No vídeo, com pouco mais de três minutos, Cantlie apresenta-se e faz um apelo para que as pessoas atuem no sentido de obrigar o Governo norte-americano e o Governo britânico a mudarem as suas políticas relativamente à forma como lidam com os cidadãos sequestrados.

«É tempo de mudar a história dos acontecimentos, mas isto só será possível se vocês, o público, agir agora», assegura.

O fotojornalista acrescenta que o vídeo é apenas o primeiro de uma série de filmes que vai gravar para repor a verdade que, para Cantlie, não tem sido mostrada pelos órgãos de comunicação ocidentais.

«Vou mostrar-vos a verdade enquanto os órgãos de comunicação ocidentais tentam arrastar o público para o abismo que é criar uma guerra com o estado islâmico», afirma.

Cantlie admite que a mensagem é uma tentativa de sobreviver, uma vez que o seu destino «está nas mãos do Estado Islâmico».

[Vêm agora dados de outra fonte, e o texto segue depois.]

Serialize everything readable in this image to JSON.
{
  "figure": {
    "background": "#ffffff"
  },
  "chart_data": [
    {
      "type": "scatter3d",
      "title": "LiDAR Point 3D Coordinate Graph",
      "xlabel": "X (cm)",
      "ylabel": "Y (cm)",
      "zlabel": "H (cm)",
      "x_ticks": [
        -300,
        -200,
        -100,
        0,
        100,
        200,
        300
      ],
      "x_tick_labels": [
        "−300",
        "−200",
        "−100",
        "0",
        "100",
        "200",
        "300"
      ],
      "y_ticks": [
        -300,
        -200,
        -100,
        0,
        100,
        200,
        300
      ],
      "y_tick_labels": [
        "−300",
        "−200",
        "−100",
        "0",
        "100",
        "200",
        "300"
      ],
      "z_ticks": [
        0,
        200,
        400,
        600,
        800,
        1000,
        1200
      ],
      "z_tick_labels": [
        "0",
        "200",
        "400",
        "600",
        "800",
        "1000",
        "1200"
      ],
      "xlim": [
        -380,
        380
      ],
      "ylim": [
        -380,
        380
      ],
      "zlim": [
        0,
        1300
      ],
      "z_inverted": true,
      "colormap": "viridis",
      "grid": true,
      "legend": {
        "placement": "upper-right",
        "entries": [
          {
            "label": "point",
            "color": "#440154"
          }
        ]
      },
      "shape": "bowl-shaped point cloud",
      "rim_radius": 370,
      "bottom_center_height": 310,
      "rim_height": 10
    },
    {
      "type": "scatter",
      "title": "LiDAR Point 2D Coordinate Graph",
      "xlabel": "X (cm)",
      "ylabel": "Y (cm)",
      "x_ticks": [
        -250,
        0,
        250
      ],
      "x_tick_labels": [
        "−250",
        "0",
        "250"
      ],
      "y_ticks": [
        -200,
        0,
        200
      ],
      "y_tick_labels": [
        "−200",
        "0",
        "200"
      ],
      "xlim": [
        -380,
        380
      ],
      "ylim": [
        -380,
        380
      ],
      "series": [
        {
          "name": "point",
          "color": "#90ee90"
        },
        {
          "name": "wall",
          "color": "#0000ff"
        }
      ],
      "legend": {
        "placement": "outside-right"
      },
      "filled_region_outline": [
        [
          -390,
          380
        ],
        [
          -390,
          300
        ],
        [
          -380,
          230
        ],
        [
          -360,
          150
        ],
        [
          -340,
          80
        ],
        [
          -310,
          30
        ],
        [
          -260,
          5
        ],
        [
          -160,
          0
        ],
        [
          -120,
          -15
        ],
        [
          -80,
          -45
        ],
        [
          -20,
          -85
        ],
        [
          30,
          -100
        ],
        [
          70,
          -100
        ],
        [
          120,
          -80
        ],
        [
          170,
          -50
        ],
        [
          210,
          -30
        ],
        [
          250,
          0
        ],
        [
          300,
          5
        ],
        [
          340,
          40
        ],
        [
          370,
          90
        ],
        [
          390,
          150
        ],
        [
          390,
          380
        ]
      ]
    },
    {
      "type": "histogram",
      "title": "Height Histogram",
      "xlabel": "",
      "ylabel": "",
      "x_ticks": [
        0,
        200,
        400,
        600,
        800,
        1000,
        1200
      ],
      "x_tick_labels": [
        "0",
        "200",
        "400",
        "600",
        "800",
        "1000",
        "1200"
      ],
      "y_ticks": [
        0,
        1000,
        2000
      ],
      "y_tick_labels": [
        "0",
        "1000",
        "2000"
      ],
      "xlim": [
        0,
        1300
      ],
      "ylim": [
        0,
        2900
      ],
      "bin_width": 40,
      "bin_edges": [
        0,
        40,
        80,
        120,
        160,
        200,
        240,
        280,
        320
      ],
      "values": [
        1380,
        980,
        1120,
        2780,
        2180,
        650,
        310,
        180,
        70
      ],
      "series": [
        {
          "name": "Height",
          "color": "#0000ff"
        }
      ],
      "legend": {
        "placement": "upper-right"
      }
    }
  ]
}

«Sei o que estão a pensar: ele só está a fazer isto porque está preso; ele tem uma arma apontada à cabeça e está a ser obrigado a dizer isto. Sim é verdade, sou um prisioneiro. Mas uma vez que fui abandonado pelo meu governo e o meu destino está nas mãos do Estado Islâmico, não tenho nada a perder. Talvez consiga sobreviver ou talvez morra», afirma o refém.

Com 43 anos, o britânico, de Hazlemere, sul de Londres, refere ainda que trabalhava para alguns dos mais importantes jornais de Inglaterra, como o «The Sun» ou o «Sunday Times».

Esta é a segunda vez que o fotojornalista é mantido como refém. Da primeira vez, esteve apenas sete dias raptado por rebeldes sírios, em 2012. Mas poucos meses depois de ter sido libertado, regressou à Síria onde foi sequestrado e vendido aos jihadistas.

Pensa-se que Cantlie terá sido raptado quando tencionava abandonar o país, juntamente com o fotojornalista norte-americano James Foley, que foi decapitado pelos islamitas. Segundo o «The Guardian», os dois terão parado num café com Internet, numa cidade perto da fronteira com a Turquia, e terão sido raptados quando saíam do estabelecimento.